Middle East unrest, private fleet control fuel record increases in tanker rates
Freight rates for very large crude carriers (VLCCs) have surged to multi-year highs, driven by geopolitical tensions, rising oil demand, longer voyages, and a historic consolidation in tanker ownership, Bloomberg reports.
After a brief dip in January, rates began climbing sharply in February, reflecting what shipping executives describe as a fundamental market shift for VLCCs capable of carrying 1.9–2.2 million barrels of crude. South Korea’s Sinokor shipping group and Italian billionaire Gianluigi Aponte, founder of MSC Mediterranean Shipping Company, are leading the buying spree, according to interviews with brokers, vessel owners, and executives.
“Sinokor’s continued appetite for tonnage, and by and large, pricing the spot market higher than the prevailing rate level has underpinned the strong sentiment and left charterers with slim pickings for alternatives,” analysts told Bloomberg. Shipbroker Fearnleys reported that the week ending February 11 saw “healthy daily earnings upwards of USD 120k/day and above.”
Demand for crude shipments, especially from East Asia, contributed to rates reaching multi-year highs late last year, while the number of available vessels shrank. According to the US Energy Information Administration (EIA), VLCC rates from the Persian Gulf to the US Gulf Coast spiked 118% year-on-year in November, while rates from the Persian Gulf to Asia jumped 139%, citing Argus data.
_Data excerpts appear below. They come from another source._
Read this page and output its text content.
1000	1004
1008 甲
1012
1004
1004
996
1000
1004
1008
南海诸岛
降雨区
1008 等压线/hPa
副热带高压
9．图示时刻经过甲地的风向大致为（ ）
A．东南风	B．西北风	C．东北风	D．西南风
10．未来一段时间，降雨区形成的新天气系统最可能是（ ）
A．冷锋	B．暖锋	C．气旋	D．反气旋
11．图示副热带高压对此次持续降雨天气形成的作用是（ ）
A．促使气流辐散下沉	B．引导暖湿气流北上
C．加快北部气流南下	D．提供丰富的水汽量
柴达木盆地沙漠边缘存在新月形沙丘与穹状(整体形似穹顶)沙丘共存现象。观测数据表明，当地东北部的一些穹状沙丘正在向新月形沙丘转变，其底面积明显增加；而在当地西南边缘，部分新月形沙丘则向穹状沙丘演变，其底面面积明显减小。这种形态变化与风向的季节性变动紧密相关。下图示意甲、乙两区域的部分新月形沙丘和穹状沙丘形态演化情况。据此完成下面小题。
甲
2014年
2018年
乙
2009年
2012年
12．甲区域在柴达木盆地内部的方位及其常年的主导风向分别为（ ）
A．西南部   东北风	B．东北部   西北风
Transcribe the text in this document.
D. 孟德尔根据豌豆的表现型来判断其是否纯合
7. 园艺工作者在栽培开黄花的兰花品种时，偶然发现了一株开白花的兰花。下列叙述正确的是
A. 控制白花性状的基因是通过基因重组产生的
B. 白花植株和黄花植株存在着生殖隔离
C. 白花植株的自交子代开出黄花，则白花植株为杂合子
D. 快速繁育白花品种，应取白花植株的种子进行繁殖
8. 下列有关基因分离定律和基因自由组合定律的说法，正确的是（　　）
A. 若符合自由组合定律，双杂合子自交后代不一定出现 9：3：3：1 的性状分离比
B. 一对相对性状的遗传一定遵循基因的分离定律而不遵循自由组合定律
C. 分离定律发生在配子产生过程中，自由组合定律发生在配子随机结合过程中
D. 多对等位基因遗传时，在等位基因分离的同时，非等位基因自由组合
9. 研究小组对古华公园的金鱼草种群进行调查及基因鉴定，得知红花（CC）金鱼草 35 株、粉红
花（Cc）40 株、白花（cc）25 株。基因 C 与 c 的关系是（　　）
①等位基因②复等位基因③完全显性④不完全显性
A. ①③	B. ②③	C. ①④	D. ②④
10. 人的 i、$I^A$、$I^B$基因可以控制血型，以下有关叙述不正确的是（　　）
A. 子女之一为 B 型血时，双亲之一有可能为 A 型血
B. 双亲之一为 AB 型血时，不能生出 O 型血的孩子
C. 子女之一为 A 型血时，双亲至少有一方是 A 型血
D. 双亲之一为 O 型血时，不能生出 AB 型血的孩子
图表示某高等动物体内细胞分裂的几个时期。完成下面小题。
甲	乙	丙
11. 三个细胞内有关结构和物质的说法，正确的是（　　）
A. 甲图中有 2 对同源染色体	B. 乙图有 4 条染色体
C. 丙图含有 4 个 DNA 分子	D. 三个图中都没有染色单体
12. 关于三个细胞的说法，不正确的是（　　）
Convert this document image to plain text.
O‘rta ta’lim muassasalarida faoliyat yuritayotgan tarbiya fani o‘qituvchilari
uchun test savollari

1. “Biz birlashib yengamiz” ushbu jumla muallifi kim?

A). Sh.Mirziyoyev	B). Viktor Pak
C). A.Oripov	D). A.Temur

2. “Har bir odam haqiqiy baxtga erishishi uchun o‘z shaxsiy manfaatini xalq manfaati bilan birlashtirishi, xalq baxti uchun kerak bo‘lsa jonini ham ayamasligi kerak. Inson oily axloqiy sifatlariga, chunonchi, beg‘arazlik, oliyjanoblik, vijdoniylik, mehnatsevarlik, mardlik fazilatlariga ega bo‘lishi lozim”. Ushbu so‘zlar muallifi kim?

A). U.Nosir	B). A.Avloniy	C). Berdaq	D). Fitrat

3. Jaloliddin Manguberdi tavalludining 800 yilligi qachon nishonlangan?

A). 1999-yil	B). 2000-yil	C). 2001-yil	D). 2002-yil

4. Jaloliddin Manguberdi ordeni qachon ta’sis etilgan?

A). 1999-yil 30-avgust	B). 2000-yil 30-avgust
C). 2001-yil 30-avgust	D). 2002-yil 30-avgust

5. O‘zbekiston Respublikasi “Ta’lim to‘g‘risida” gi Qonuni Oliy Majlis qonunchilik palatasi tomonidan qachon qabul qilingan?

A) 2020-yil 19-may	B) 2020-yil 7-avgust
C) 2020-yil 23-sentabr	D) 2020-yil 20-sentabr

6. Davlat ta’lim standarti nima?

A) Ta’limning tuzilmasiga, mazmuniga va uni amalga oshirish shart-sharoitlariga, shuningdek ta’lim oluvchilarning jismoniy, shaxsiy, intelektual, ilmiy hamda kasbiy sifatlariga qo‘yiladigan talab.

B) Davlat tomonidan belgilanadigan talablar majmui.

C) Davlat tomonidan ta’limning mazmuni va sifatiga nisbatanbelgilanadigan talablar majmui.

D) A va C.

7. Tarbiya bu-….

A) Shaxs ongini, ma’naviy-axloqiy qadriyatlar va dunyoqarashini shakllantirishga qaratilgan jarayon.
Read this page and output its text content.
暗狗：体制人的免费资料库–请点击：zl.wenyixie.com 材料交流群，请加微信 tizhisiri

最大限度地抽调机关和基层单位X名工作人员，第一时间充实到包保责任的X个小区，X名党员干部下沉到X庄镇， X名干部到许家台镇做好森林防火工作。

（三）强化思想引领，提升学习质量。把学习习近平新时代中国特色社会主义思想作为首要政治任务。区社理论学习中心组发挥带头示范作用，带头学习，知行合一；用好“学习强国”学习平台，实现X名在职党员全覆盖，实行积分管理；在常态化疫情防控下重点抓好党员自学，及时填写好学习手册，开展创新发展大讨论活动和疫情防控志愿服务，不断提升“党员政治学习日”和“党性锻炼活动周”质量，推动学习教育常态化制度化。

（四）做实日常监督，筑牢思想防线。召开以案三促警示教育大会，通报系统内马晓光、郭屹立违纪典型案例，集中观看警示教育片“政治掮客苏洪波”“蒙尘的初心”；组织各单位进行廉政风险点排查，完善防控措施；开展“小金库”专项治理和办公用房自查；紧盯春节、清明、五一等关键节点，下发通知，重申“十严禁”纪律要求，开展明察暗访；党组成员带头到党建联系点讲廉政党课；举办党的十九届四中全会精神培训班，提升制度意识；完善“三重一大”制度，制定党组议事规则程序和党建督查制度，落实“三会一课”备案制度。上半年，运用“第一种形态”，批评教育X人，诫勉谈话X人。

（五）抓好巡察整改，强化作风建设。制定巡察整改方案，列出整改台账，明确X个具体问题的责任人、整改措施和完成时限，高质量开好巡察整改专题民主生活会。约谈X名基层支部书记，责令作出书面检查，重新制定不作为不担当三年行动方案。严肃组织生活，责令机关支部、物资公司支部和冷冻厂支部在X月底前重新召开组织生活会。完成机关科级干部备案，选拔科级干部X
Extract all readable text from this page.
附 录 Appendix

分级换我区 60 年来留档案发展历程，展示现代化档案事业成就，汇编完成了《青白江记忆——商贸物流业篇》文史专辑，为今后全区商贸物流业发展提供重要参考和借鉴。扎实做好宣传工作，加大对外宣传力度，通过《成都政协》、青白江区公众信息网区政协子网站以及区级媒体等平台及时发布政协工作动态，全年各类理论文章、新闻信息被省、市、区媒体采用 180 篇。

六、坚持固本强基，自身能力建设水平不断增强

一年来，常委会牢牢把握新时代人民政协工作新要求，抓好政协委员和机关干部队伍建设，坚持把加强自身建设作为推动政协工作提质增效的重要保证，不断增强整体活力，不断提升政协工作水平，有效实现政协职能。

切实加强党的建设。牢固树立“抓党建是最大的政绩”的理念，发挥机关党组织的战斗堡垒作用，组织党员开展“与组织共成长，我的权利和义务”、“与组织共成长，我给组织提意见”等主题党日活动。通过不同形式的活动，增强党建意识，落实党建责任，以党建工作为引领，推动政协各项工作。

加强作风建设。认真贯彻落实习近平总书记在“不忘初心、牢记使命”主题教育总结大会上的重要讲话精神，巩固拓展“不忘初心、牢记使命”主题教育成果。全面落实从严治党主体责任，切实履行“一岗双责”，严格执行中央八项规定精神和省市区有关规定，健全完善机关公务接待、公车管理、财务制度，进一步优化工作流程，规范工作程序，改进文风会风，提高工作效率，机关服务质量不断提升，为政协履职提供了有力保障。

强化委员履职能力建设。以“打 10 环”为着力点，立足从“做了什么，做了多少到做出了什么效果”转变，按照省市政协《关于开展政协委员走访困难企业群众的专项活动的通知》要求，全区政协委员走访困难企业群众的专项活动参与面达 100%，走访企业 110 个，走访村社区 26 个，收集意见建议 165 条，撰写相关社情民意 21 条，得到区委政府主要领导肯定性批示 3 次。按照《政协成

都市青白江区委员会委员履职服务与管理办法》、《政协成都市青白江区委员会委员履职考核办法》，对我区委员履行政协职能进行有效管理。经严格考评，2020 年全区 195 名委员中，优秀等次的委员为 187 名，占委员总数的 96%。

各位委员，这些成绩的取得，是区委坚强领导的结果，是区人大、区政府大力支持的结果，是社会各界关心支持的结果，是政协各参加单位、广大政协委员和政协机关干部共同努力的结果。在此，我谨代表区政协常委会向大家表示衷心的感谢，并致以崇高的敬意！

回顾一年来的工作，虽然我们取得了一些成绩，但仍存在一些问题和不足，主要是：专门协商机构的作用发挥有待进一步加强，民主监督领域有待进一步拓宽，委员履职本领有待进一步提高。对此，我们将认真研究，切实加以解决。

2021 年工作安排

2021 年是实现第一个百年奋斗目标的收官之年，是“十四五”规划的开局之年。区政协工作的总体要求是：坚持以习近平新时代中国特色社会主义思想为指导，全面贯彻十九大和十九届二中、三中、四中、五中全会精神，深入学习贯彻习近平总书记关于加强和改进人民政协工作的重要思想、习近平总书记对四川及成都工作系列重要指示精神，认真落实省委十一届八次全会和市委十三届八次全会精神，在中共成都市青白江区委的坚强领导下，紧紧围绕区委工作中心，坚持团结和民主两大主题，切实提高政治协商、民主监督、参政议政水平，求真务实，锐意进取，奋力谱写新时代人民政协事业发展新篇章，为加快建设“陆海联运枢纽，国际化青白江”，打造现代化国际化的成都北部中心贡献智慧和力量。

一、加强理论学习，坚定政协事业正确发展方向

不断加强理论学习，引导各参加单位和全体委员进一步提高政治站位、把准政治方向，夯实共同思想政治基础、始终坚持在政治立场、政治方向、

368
Supertanker rates between the Middle East and China also hit five-year highs as traders sought alternatives to Russian crude following US sanctions on Rosneft and Lukoil.
Seasonal dips in January were offset by renewed upward pressure from geopolitical concerns over US-Iran tensions and new regulations on Venezuelan oil exports.
One-year charters have increased by 20% over two months, Ole Hjertaker, CEO of SFL Corporation, said. “One very important underlying factor here on the tanker side…is that you have one party or group of people who effectively control around a third of the available or traded VLCC fleet out there,” he noted, adding that withholding ships to achieve target charter rates has reinforced the market’s strong pricing.
Svein Moxnes Harfjeld, CEO of DHT, echoed the sentiment: “We estimate the aggregators have gained control of some 120 ships…This consolidation is shifting the pricing dynamics and putting pressure on timely availability of ships.”
With fleet consolidation and ongoing geopolitical uncertainty, VLCC freight rates are expected to remain volatile, reshaping market dynamics for both charterers and owners in 2026.